Here is a quick overview of how I access my homelab Duke Server.

Other Demos

Models & Model Performance

I currently switch between models for different purposes, but these are rundown of ones I use the most.

Tip: To try different floating point models, click the ‘View More’ link on Ollama.

Multimodal

Most LLMs focus on text based inputs, but many can also work with sounds, image and even robotics. I plan to explore this space more, now my test is steady. I plan on running Whisper for local text to voice and SAM 2 for video analysis.

IDE Integrations

I’m currently using GitHub Co-Pilot with VSCode. I also have the option to augment Cursor with my home server. This is something that’s on my todo list but I’m currently happy with the current support and setup of my models.

Privacy

An added benefit of having a local AI server is the ability to have complete control over data sent. This means I can happily chat with my tax returns, knowing I’m not sending all of my data to multiple 3rd parties.

Cost of the Server

Part Cost
GPU: NVIDIA RTX 4000 Ada GPU $1,279*
CPU: AMD Ryzen 5 5600X $133
Ram: 128GB RAM $187
Motherboard: ASUS Pro B550M-C $99
SilverStone Technology 2U Dual Rack** $169
Disk: 1TB Nvme Disk $80
Banana $0.40
  $1,907.4

* ~ There are a lot of older GPUs, NVIDIA Tesla etc, but these are still low in clock speed, vRAM and generally consume a lot more Power. If I was building a workstation/part-time gaming rig, I would opt for a 4090. A M2 Max Pro at $1,999, would also be a tempting option, but costs an eye-bleeding $4799 to have the same amount of RAM.
** ~ This case is terrible, there are many other 2U cases that are better and cheaper.

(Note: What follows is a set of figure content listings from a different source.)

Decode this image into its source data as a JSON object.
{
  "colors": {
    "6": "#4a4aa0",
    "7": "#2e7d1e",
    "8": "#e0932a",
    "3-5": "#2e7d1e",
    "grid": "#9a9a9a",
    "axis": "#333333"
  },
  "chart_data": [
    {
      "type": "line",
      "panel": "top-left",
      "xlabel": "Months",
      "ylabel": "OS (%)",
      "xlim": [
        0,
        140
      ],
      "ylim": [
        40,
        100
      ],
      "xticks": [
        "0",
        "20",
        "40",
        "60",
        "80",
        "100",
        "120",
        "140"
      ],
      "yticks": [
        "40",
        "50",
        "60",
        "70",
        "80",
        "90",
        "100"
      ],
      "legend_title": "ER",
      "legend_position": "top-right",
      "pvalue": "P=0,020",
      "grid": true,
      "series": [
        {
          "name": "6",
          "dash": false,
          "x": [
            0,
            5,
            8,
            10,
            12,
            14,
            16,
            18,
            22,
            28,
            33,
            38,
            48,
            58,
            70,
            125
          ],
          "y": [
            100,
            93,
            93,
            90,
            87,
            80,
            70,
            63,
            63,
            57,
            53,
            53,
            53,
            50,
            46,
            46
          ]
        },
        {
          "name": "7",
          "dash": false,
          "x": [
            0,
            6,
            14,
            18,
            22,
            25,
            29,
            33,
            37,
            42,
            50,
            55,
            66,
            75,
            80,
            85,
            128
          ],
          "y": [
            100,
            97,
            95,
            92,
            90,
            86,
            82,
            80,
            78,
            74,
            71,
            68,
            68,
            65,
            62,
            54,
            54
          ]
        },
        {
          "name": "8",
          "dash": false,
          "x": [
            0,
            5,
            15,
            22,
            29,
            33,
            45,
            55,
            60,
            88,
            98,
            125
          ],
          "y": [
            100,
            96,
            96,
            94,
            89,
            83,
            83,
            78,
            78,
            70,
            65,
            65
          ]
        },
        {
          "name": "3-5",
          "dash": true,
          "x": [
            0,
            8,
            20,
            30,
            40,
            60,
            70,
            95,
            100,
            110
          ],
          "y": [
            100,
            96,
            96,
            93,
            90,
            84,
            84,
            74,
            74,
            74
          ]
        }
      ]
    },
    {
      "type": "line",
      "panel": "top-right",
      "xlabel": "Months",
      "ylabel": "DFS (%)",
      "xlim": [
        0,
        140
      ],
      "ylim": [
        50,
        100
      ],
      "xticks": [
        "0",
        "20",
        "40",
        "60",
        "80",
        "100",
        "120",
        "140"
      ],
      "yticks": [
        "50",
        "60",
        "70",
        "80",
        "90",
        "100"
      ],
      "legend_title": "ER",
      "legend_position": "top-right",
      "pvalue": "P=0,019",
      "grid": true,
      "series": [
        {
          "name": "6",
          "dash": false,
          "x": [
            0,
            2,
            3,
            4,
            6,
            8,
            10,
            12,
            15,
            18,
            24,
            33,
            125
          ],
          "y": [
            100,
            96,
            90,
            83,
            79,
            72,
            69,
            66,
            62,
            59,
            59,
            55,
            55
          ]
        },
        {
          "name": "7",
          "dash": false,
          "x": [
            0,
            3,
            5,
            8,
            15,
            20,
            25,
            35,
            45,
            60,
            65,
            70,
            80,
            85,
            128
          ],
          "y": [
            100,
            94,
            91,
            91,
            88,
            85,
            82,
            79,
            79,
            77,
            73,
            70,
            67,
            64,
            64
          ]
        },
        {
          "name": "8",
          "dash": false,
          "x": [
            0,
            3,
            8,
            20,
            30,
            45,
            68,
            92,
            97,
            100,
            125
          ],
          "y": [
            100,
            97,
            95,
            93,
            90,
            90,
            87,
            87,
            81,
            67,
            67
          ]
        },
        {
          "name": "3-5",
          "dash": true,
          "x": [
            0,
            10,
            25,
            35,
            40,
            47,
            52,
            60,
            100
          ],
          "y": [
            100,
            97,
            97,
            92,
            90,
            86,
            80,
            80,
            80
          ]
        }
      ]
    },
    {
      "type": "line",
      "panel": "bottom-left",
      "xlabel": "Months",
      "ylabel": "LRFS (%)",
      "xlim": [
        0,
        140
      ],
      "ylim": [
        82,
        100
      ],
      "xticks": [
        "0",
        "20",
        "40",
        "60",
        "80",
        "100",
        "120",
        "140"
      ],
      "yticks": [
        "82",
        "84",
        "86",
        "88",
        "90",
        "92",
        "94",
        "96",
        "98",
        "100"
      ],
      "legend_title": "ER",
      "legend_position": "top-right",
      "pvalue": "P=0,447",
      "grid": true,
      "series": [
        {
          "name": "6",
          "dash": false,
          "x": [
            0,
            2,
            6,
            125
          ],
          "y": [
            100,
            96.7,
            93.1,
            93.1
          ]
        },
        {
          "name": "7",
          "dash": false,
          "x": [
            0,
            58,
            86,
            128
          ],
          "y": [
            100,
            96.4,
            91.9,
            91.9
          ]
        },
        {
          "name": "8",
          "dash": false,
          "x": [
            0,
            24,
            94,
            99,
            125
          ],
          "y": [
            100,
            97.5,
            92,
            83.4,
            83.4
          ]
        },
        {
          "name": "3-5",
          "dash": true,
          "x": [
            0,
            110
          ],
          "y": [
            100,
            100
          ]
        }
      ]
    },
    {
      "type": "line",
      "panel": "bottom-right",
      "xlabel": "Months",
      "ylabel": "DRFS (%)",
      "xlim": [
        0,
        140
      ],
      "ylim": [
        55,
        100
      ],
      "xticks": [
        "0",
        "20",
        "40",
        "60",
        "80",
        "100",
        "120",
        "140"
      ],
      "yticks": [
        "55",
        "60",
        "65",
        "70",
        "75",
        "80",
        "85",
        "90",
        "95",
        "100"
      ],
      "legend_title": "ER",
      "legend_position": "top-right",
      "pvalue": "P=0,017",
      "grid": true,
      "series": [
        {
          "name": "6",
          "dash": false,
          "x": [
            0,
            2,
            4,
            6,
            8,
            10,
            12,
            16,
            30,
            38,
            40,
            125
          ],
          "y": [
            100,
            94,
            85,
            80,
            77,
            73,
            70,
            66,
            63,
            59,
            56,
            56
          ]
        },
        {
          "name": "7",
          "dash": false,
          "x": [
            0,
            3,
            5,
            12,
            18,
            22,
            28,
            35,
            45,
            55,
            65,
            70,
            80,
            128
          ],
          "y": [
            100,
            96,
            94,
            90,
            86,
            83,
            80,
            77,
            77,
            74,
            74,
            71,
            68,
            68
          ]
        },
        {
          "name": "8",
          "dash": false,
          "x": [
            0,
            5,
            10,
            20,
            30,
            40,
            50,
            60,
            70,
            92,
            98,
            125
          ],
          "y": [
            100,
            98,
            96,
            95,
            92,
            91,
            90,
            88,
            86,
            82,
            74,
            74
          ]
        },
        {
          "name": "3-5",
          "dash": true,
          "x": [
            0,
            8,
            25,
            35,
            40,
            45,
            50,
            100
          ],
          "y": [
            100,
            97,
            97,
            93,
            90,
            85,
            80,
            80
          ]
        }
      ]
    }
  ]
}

Considering I easily spent $560 on Google Vertex this summer. I feel Ok with the predictability of the current smaller but sustainable home rig setup.

Plans for Duke

Now I’ve Duke up and running, I’m planning to use it as a local test bed for new models. The current Docker + Ollama Flow works smoothly. Having the ability to connect to it while on the go, is prefect for my use case. I’m interested in using it as a potential hacky backend for a few web apps. I plan to share my experience once these are up and running.